Thanks to those who took part in the October challenge, let's see how the vote goes this time.

The Photo Challenge this month is on the theme of "Homicidal Somnambulism"


Oh! Err.... actually, it's *"Tranquility"*

*EDIT: Prizes, we have prizes. To the winner of the vote will go a $25.00 Amazon voucher courtesy of the TPF owners.*

For all those who wish to participate in this challenge please take a moment to read through the following: 


 The deadline for submissions is 30 November 2009
 The image can be no larger then *150KB**
 *Include your forum username* when submitting
 The attached photo must be in the form of a *.jpg*
 Please *keep your photo anonymous* (no distinguishing watermarks, and no photos that have been posted previously on the forum)
 Submit *no more than one photo*
 If you wish you may include a title when submitting your photo (please ensure that the attached photo is renamed as the chosen title)
 The *form must also be included* when submitting the photo
*Despite what the FAQs indicate, confirmation emails will not be issued.*
 The forum Admins and Moderators reserve the right to exclude or remove any photo solely at their discretion
 The forum Admins and Moderators reserve the right to decide the winner of the photo challenge
 All submitted photos will be posted, along with a poll, in a new thread within the first week of the following month
 Once created, *the voting poll will last for 14 days* before it closes automatically
 
>>>>>>>>>> Copy and Paste this into your submission email <<<<<<<<<<

*ThePhotoForum.com Username:*

**Photo Title (optional):*

*Is the attached photo 150KB or less? Y/N*

*Is the attached photo a jpeg? Y/N*

*Has this photo been posted before? Y/N*

*Please submit only one photo per challenge.*

*Please enter your email subject as "November '09 Challenge Submission"*

*Please ensure that the attached photo is named the title you wish it to have otherwise the title will not be used.
.................................................. .................................................. ...

Please email your photo to photochallenge@thephotoforum.com and remember to enter the subject as indicated.

All photos must include the form when submitted. Just copy and paste it into your email. This will ensure that no mistakes are made when photos are submitted and therefore, hopefully, no photos are excluded. If the form is not included in the submission email the photo will not be included in the challenge gallery and voting process. 

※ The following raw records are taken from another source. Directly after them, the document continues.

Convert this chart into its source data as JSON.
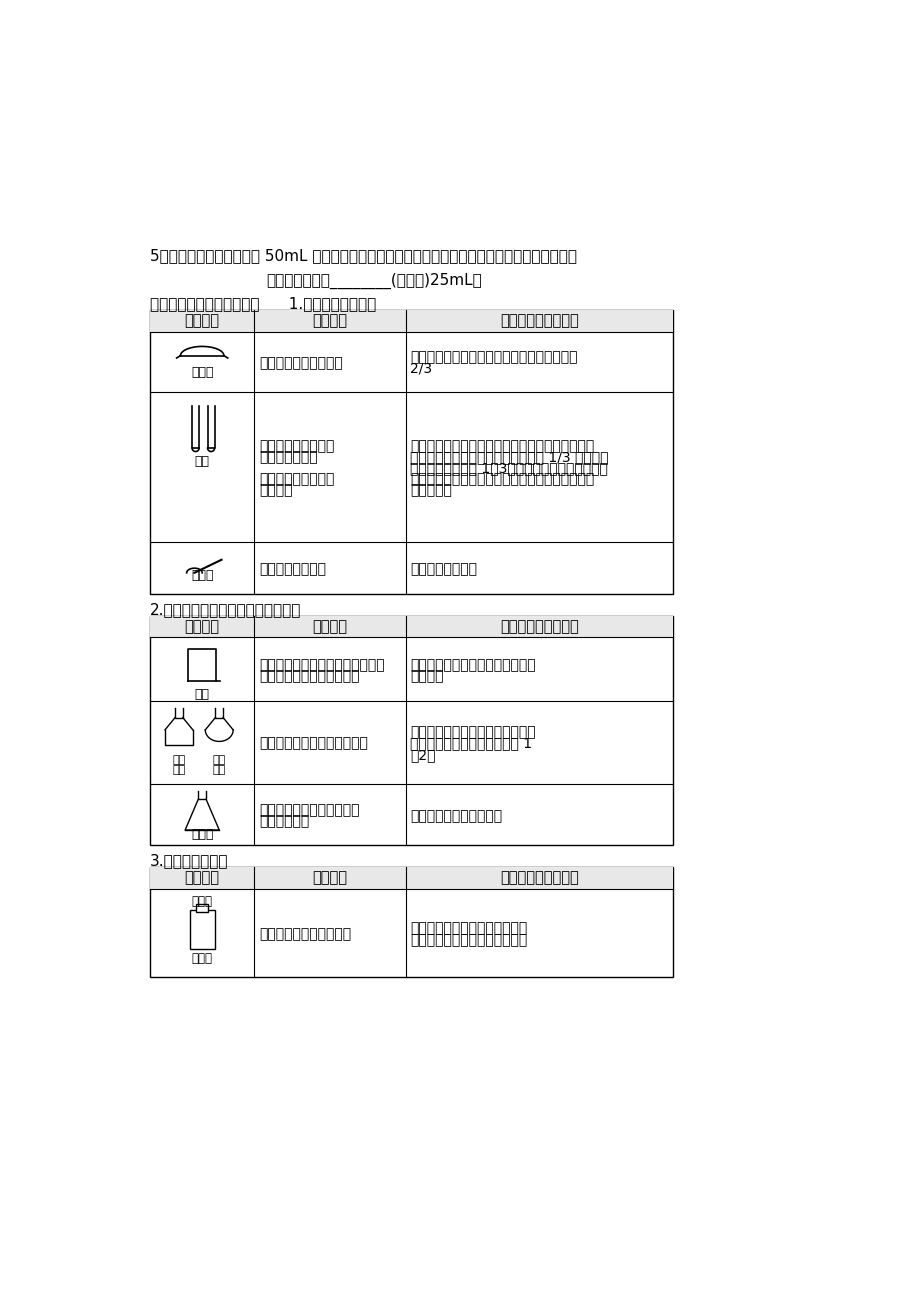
{
  "bg_color": "#ffffff",
  "intro_text1": "5、右图表示的是某同学用 50mL 量筒最取一定体积液体的操作。请你仔细观察该图，判断量筒内液",
  "intro_text2": "体的体积实际是________(＜或＞)25mL。",
  "intro_text3": "初中常见实验仪器附录表：      1.能直接加热的仪器",
  "table1_headers": [
    "仪器名称",
    "主要用途",
    "使用方法和注意事项"
  ],
  "table1_rows_col1": [
    "",
    "",
    ""
  ],
  "table1_rows_col2": [
    "用于蒸发或浓缩溶液。",
    "常用作反应器，也可\n收集少量气体。\n\n既可加热液体也可加\n热固体。",
    "燃烧少量固体物质"
  ],
  "table1_rows_col3": [
    "可直接加热，盛放的液体量一般应少于容积的\n2/3",
    "可直接加热，外壁有水时要擦干。加热时应用试管\n夹或固定在铁架台上，夹持在距管口 1/3 处。加热\n液体不超过容积的 1／3，试管口不能对着自己和别\n人，避免液体沸腾时喷出伤人。加热后不能骤冷，\n防止炸裂。",
    "可直接用于加热。"
  ],
  "table1_icons": [
    "蒸发皿",
    "试管",
    "燃烧匙"
  ],
  "section2_title": "2.能间接加热（需垫石棉网）的仪器",
  "table2_headers": [
    "仪器名称",
    "主要用途",
    "使用方法和注意事项"
  ],
  "table2_rows_col2": [
    "作配制、浓缩、稀释溶液。也可用\n作反应器等。用于液体加热",
    "用作反应器，可用于加热液体",
    "用作接受器、用作反应器等\n用于液体加热"
  ],
  "table2_rows_col3": [
    "加热时应放置在石棉网上，使之受\n热均匀。",
    "不能直接加热，加热时要垫石棉网\n所装液体的量不应超过其容积 1\n／2。",
    "一般放在石棉网上加热。"
  ],
  "table2_icons": [
    "烧杯",
    "平底烧瓶\n圆底烧瓶",
    "锥型瓶"
  ],
  "section3_title": "3.不能加热的仪器",
  "table3_headers": [
    "仪器名称",
    "主要用途",
    "使用方法及注意事项"
  ],
  "table3_rows_col2": [
    "用于收集和贮存少量气体"
  ],
  "table3_rows_col3": [
    "如果在其中进行燃烧反应且有固\n体生成时，应在底部加少量水或"
  ],
  "table3_icons": [
    "玻璃片\n集气瓶"
  ]
}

There is more important information regarding rules and procedures located in the FAQ section. We highly recommend that you take the time to read these FAQs.

Good luck to everyone and have fun with this challenge!

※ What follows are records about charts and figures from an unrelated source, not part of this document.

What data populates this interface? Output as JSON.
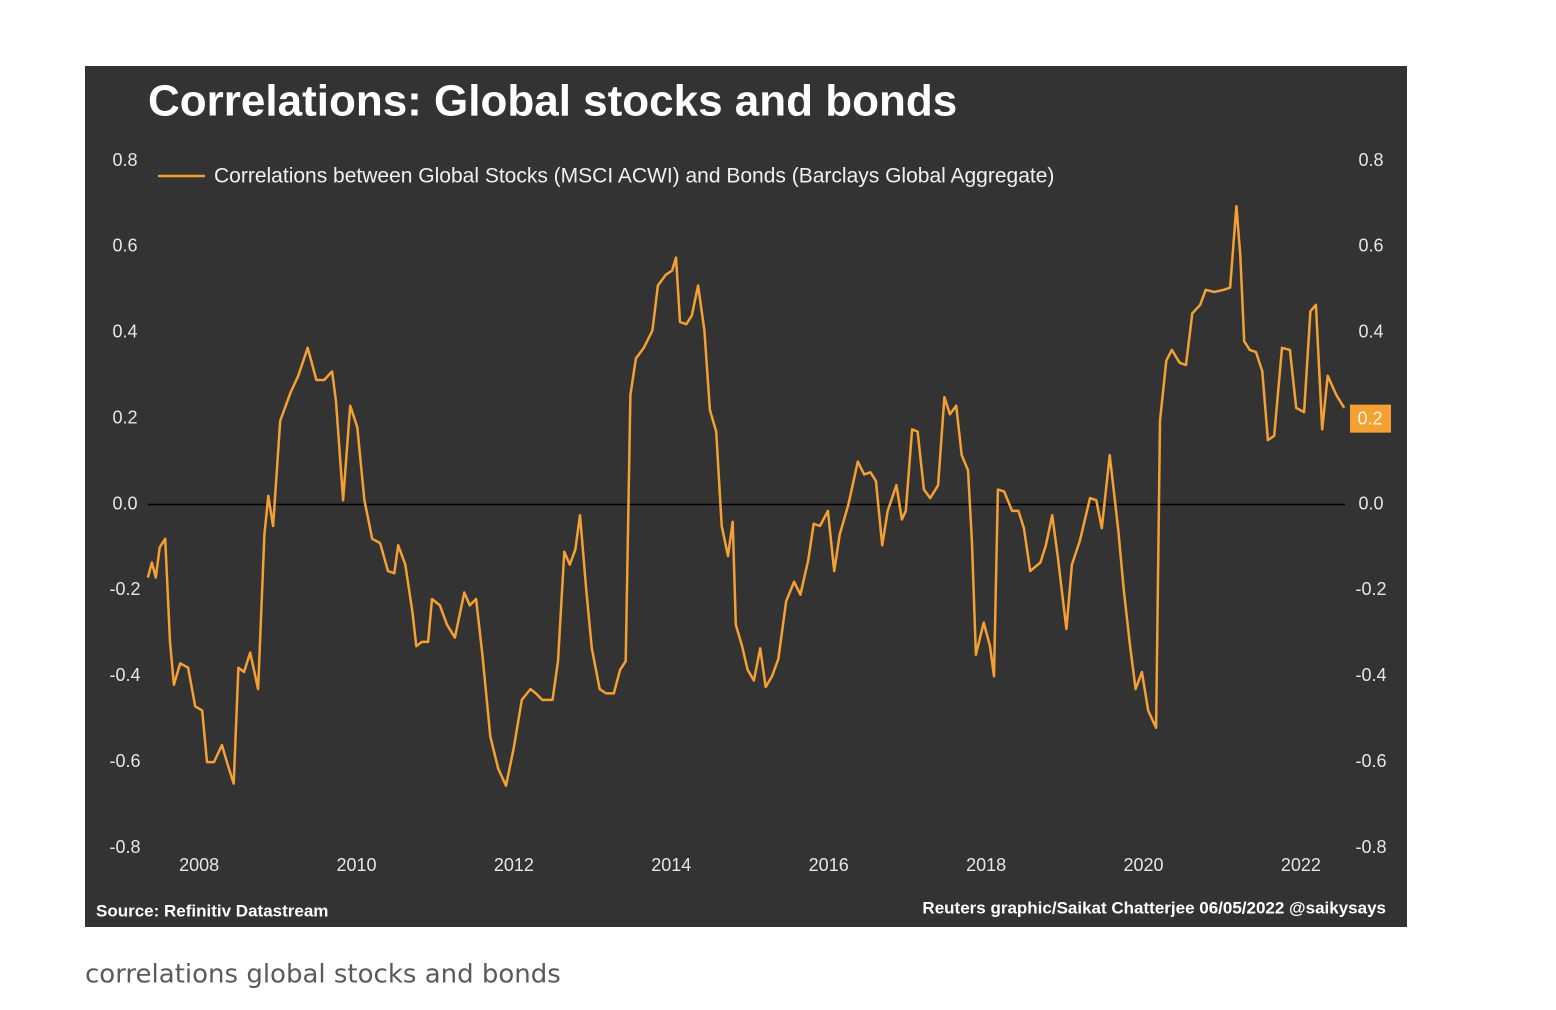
{
  "chart_data": {
    "type": "line",
    "title": "Correlations: Global stocks and bonds",
    "source": "Source: Refinitiv Datastream",
    "credit": "Reuters graphic/Saikat Chatterjee 06/05/2022 @saikysays",
    "caption": "correlations global stocks and bonds",
    "legend": "upper left",
    "zero_line": true,
    "xlim": [
      2007.3,
      2022.7
    ],
    "xticks": [
      2008,
      2010,
      2012,
      2014,
      2016,
      2018,
      2020,
      2022
    ],
    "ylim": [
      -0.8,
      0.8
    ],
    "yticks": [
      -0.8,
      -0.6,
      -0.4,
      -0.2,
      {
        "value": 0,
        "label": "0.0"
      },
      0.2,
      0.4,
      0.6,
      0.8
    ],
    "y2lim": [
      -0.8,
      0.8
    ],
    "y2ticks": [
      -0.8,
      -0.6,
      -0.4,
      -0.2,
      {
        "value": 0,
        "label": "0.0"
      },
      0.2,
      0.4,
      0.6,
      0.8
    ],
    "annotations": [
      {
        "text": "0.2",
        "y": 0.2
      }
    ],
    "x": [
      2007.35,
      2007.4,
      2007.45,
      2007.5,
      2007.57,
      2007.63,
      2007.68,
      2007.76,
      2007.86,
      2007.95,
      2008.04,
      2008.1,
      2008.19,
      2008.29,
      2008.37,
      2008.44,
      2008.5,
      2008.57,
      2008.65,
      2008.75,
      2008.83,
      2008.88,
      2008.94,
      2009.03,
      2009.16,
      2009.26,
      2009.38,
      2009.49,
      2009.59,
      2009.69,
      2009.74,
      2009.83,
      2009.92,
      2010.01,
      2010.1,
      2010.2,
      2010.3,
      2010.4,
      2010.48,
      2010.53,
      2010.62,
      2010.71,
      2010.76,
      2010.83,
      2010.91,
      2010.96,
      2011.06,
      2011.15,
      2011.25,
      2011.37,
      2011.44,
      2011.52,
      2011.6,
      2011.7,
      2011.8,
      2011.9,
      2012.0,
      2012.1,
      2012.21,
      2012.28,
      2012.36,
      2012.49,
      2012.56,
      2012.64,
      2012.71,
      2012.78,
      2012.84,
      2012.92,
      2012.99,
      2013.09,
      2013.17,
      2013.27,
      2013.35,
      2013.42,
      2013.48,
      2013.55,
      2013.65,
      2013.76,
      2013.83,
      2013.93,
      2014.01,
      2014.06,
      2014.11,
      2014.19,
      2014.26,
      2014.34,
      2014.42,
      2014.49,
      2014.57,
      2014.64,
      2014.72,
      2014.78,
      2014.82,
      2014.9,
      2014.97,
      2015.05,
      2015.13,
      2015.2,
      2015.28,
      2015.36,
      2015.46,
      2015.56,
      2015.64,
      2015.74,
      2015.81,
      2015.89,
      2015.99,
      2016.07,
      2016.14,
      2016.25,
      2016.37,
      2016.45,
      2016.53,
      2016.6,
      2016.68,
      2016.75,
      2016.86,
      2016.93,
      2016.98,
      2017.06,
      2017.13,
      2017.21,
      2017.29,
      2017.39,
      2017.47,
      2017.54,
      2017.62,
      2017.69,
      2017.77,
      2017.82,
      2017.87,
      2017.97,
      2018.05,
      2018.1,
      2018.15,
      2018.23,
      2018.33,
      2018.41,
      2018.48,
      2018.56,
      2018.69,
      2018.76,
      2018.84,
      2018.91,
      2019.02,
      2019.09,
      2019.19,
      2019.32,
      2019.4,
      2019.47,
      2019.57,
      2019.68,
      2019.75,
      2019.83,
      2019.9,
      2019.98,
      2020.06,
      2020.16,
      2020.21,
      2020.29,
      2020.36,
      2020.46,
      2020.54,
      2020.62,
      2020.72,
      2020.79,
      2020.9,
      2021.02,
      2021.1,
      2021.18,
      2021.23,
      2021.28,
      2021.35,
      2021.43,
      2021.51,
      2021.58,
      2021.66,
      2021.76,
      2021.86,
      2021.94,
      2022.04,
      2022.12,
      2022.19,
      2022.27,
      2022.34,
      2022.45,
      2022.55
    ],
    "series": [
      {
        "name": "Correlations between Global Stocks (MSCI ACWI) and Bonds (Barclays Global Aggregate)",
        "color": "#f5a033",
        "values": [
          -0.17,
          -0.135,
          -0.17,
          -0.1,
          -0.08,
          -0.32,
          -0.42,
          -0.37,
          -0.38,
          -0.47,
          -0.48,
          -0.6,
          -0.6,
          -0.56,
          -0.61,
          -0.65,
          -0.38,
          -0.39,
          -0.345,
          -0.43,
          -0.07,
          0.02,
          -0.05,
          0.195,
          0.26,
          0.3,
          0.365,
          0.29,
          0.29,
          0.31,
          0.24,
          0.01,
          0.23,
          0.18,
          0.01,
          -0.08,
          -0.09,
          -0.155,
          -0.16,
          -0.095,
          -0.14,
          -0.25,
          -0.33,
          -0.32,
          -0.32,
          -0.22,
          -0.235,
          -0.28,
          -0.31,
          -0.205,
          -0.235,
          -0.22,
          -0.35,
          -0.54,
          -0.615,
          -0.655,
          -0.565,
          -0.455,
          -0.43,
          -0.44,
          -0.455,
          -0.455,
          -0.365,
          -0.11,
          -0.14,
          -0.105,
          -0.025,
          -0.2,
          -0.335,
          -0.43,
          -0.44,
          -0.44,
          -0.385,
          -0.365,
          0.255,
          0.34,
          0.365,
          0.405,
          0.51,
          0.535,
          0.545,
          0.575,
          0.425,
          0.42,
          0.44,
          0.51,
          0.405,
          0.22,
          0.17,
          -0.05,
          -0.12,
          -0.04,
          -0.28,
          -0.33,
          -0.385,
          -0.41,
          -0.335,
          -0.425,
          -0.4,
          -0.36,
          -0.225,
          -0.18,
          -0.21,
          -0.13,
          -0.045,
          -0.05,
          -0.015,
          -0.155,
          -0.07,
          0.0,
          0.1,
          0.07,
          0.075,
          0.055,
          -0.095,
          -0.015,
          0.045,
          -0.035,
          -0.015,
          0.175,
          0.17,
          0.035,
          0.015,
          0.045,
          0.25,
          0.21,
          0.23,
          0.115,
          0.08,
          -0.085,
          -0.35,
          -0.275,
          -0.33,
          -0.4,
          0.035,
          0.03,
          -0.015,
          -0.015,
          -0.055,
          -0.155,
          -0.135,
          -0.095,
          -0.025,
          -0.12,
          -0.29,
          -0.14,
          -0.085,
          0.015,
          0.01,
          -0.055,
          0.115,
          -0.06,
          -0.2,
          -0.33,
          -0.43,
          -0.39,
          -0.48,
          -0.52,
          0.195,
          0.335,
          0.36,
          0.33,
          0.325,
          0.445,
          0.465,
          0.5,
          0.495,
          0.5,
          0.505,
          0.695,
          0.58,
          0.38,
          0.36,
          0.355,
          0.31,
          0.15,
          0.16,
          0.365,
          0.36,
          0.225,
          0.215,
          0.45,
          0.465,
          0.175,
          0.3,
          0.255,
          0.225
        ]
      }
    ]
  }
}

**150KB* will be taken as the &#8220;size on disk&#8221; and not the actual file size. Also some email programs consider 1KB=1000Bytes as opposed to 1KB=1024Bytes. When these programs calculate attachment size they will often read larger than they actually are. To be safe we recommend a target size of about 140KB so that once sent it does not go over *150KB*.


----------



## Funky (Nov 2, 2009)

and there i was trying to decide how to set up a shot of a sleepwalking murderer....blah


----------



## Chris of Arabia (Nov 2, 2009)

So long as they're doing it in a tranquil manner, you may still be onto something...


----------



## gentry1242 (Nov 9, 2009)

Just wanted to confirm that you received my submission and that all the rules were met.

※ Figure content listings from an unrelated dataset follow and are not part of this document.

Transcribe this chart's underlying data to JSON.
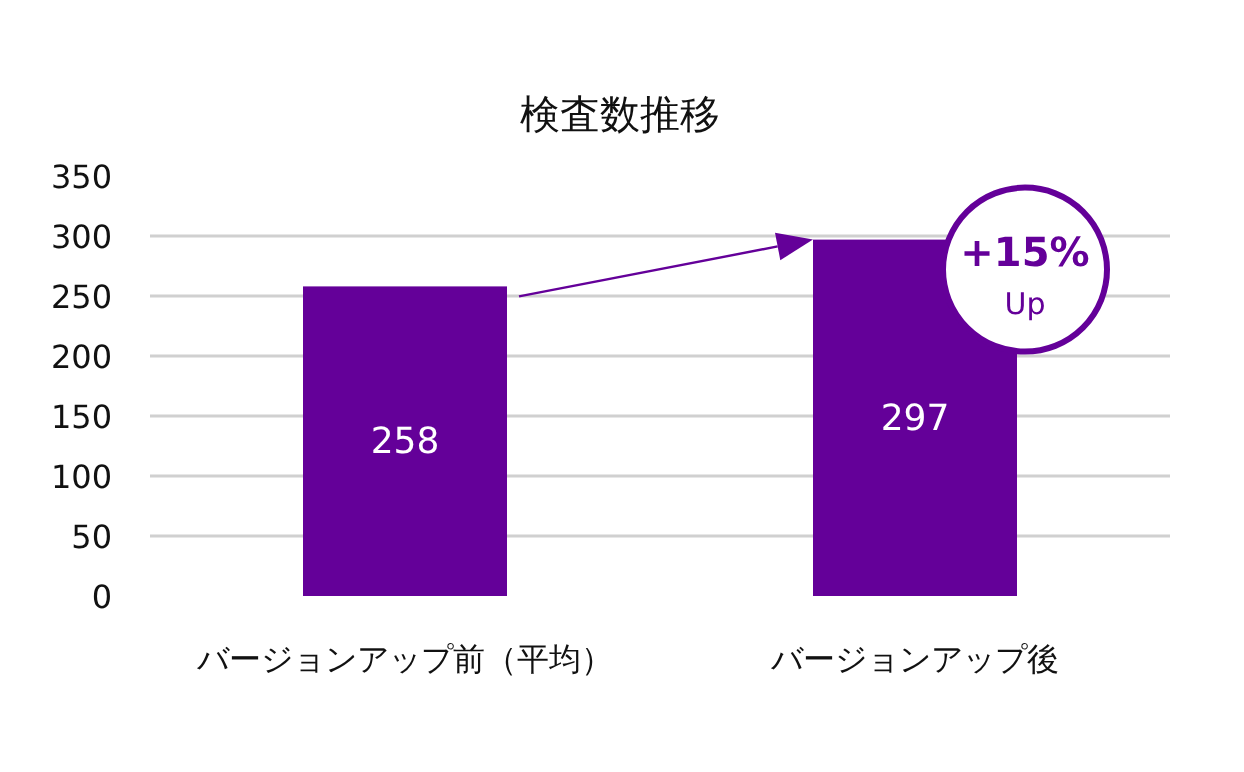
{
  "chart_data": {
    "type": "bar",
    "title": "検査数推移",
    "categories": [
      "バージョンアップ前（平均）",
      "バージョンアップ後"
    ],
    "values": [
      258,
      297
    ],
    "color": "#640099",
    "ylim": [
      0,
      350
    ],
    "yticks": [
      0,
      50,
      100,
      150,
      200,
      250,
      300,
      350
    ],
    "grid": "y",
    "data_labels": true,
    "annotations": [
      {
        "text": "+15% Up",
        "x": "バージョンアップ後",
        "y": 297
      }
    ]
  }
}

As a true TPF noob, I am likely outclassed, but figured I will give it a shot anyway.


----------



## Kmcw53 (Nov 14, 2009)

I am brand new (never used this type of service before).   I would like to submit a photo for the Nov. contest but do not know how to go about this.

Can anyone help?


----------



## Chris of Arabia (Nov 14, 2009)

Try reading the instructions above?


----------



## Libblo (Nov 16, 2009)

Just wanted to make sure my photo was legitly submitted... First time and all.


----------



## Chris of Arabia (Nov 21, 2009)

Yep, you're fine.

We're getting a good selection of shots so far for this one, 20 so far. For those of you who haven't yet decided, you still have a little time to go, but don't leave it too long.


----------



## iBats (Nov 22, 2009)

looking forward to see this months winner, i just submitted something, first pic i got with my new d3000


----------



## JoePal (Nov 28, 2009)

Super new to photography and this site, but I submitted one of my first photos with my new Canon Rebel that came out pretty nice and seems to fit the theme. Like Gentry said, I too am likely outclassed here, but it'll be fun anyway. Good luck to everyone. Can't wait to see the submissions.


----------



## Milan (Nov 30, 2009)

wonder why u can't see photos submitted by contestants?


----------



## bentcountershaft (Nov 30, 2009)

Milan said:


> wonder why u can't see photos submitted by contestants?



You will be able to when submissions are closed.  Then they will all be shown together in one post.


----------



## Lisa B (Dec 2, 2009)

When will that be, sir?


----------



## Chris of Arabia (Dec 2, 2009)

Some time over the next couple of days, but not now, it's 00:22 here and I should be asleep


----------



## er111a (Dec 3, 2009)

can we get the new one plz


----------